---
name: paperwik-measure-retrieval
description: >
  Run the retrieval quality eval harness against the 20-question set in
  eval.json. Computes NDCG@10 / MRR / Recall@5. Also called automatically
  by the weekly cron. Triggers on phrases like "measure retrieval",
  "check retrieval quality", "run the eval", "how well is search working",
  "retrieval metrics", "run eval harness".
allowed-tools: Bash, Read
---

# measure-retrieval

Run the retrieval eval harness and report metrics.

## Triggers

- "measure retrieval" / "run the eval" / "run the retrieval eval"
- "how well is search working"
- "retrieval quality check"
- Automatic: weekly cron (`hooks/weekly-eval-cron.ps1`)

## Flow

### 1. Verify eval.json has questions

```bash
uv run python -c "
import json, pathlib, os
p = pathlib.Path(os.environ['USERPROFILE']) / 'Paperwik' / 'eval.json'
data = json.loads(p.read_text(encoding='utf-8'))
print(f\"questions: {len(data.get('questions', []))}\")"
```

If there are 0 questions, tell the user: *"Your eval set is empty. During
our day-one training I captured 20 questions — if that didn't happen, we
should do it now. The eval is only meaningful against questions you actually
want to ask your wiki."*

### 2. Run the eval

```bash
# $CLAUDE_PLUGIN_ROOT is not reliably exported to skill shells; fall back to install path
PAPERWIK_PLUGIN="${CLAUDE_PLUGIN_ROOT:-$HOME/.claude/plugins/marketplaces/paperwik}"
uv run "$PAPERWIK_PLUGIN/scripts/retrieval_eval.py"
```

The script prints a one-line summary to stdout (NDCG@10, MRR, Recall@5) and
stores per-run metrics in the `eval_runs` table of `knowledge.db`.

### 3. Compare to baseline

Read `knowledge.db` for the previous run's metrics (second-most-recent row in
`eval_runs`). If any metric has dropped by ≥0.05 since the last run:

- Alert is already written to `Documents\Paperwik-Diagnostics.log` by the
  eval script.
- Report the drop to the user: *"Retrieval quality dropped this week —
  NDCG@10 went from 0.65 to 0.58. Likely causes: a recent ingest introduced
  conflicting content, or a retrieval component is misbehaving. Want me to
  run an ablation pass to find which component is responsible?"*

### 4. Ablation (optional, user-triggered)

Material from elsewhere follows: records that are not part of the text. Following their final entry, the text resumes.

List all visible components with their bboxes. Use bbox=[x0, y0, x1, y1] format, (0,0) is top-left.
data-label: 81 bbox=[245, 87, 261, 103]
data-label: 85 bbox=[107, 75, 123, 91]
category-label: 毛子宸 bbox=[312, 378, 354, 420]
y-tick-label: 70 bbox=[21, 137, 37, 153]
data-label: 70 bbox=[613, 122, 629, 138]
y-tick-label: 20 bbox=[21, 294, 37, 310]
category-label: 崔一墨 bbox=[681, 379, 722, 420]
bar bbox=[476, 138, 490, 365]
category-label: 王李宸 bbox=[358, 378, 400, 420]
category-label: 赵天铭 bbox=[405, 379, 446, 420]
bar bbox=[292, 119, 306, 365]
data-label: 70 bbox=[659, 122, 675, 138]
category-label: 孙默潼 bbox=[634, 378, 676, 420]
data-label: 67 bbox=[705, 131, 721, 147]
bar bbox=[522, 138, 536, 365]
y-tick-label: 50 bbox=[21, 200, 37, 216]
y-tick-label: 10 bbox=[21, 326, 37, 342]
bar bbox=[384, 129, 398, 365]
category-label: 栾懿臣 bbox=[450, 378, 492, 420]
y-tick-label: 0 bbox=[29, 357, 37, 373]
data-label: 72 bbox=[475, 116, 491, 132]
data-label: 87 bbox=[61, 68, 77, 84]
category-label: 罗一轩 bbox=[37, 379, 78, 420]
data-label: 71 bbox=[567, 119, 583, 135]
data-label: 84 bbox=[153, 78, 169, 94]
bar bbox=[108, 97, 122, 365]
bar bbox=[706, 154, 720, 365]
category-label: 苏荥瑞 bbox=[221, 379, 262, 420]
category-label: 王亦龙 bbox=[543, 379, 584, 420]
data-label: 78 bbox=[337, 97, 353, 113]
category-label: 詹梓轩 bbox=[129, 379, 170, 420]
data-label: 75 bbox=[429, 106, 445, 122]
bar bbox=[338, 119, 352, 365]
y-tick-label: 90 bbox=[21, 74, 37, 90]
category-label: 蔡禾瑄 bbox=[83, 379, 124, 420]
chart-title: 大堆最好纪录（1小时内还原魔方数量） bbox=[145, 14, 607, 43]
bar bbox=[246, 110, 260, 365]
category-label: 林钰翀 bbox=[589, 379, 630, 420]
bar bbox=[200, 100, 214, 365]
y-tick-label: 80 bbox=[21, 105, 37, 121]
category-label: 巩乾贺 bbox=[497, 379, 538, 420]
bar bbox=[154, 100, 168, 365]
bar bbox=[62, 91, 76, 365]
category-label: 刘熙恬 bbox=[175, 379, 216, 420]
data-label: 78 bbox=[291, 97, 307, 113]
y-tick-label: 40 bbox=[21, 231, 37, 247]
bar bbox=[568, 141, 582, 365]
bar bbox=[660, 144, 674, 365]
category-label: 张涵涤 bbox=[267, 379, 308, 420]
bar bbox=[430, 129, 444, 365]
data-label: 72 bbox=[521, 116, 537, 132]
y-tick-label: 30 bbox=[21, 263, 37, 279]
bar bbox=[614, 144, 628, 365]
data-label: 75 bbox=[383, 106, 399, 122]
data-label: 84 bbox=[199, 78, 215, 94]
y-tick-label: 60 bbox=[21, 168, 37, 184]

If the user says yes, run the eval once per toggle-off in
`retrieval_config.json`:
1. Read current config.
2. For each enabled component (vector_search, bm25_search, reranker,
   graph_search, query_decomposition, rrf_fusion), temporarily set it
   false, re-run the eval, record the delta, set it back to true.
3. Report: *"Component X is the biggest negative delta when disabled —
   probably it's pulling its weight. Component Y is a slight positive when
   disabled — consider turning it off."*

Ablation is slow (6× eval runs) so only do this on explicit request.

### 5. Append to log.md

```
## [YYYY-MM-DD HH:MM] eval | NDCG@10=0.672 MRR=0.541 Recall@5=0.810
```

## Rules

- **Never modify retrieval_config.json without user confirmation** after
  ablation. Report findings, propose changes, wait.
- **Report metrics as absolute values**, not just "looks good." The whole
  point is numbers.
- **If eval.json has fewer than 5 questions**, note that the metrics are
  unreliable. Encourage the user to add more during normal use.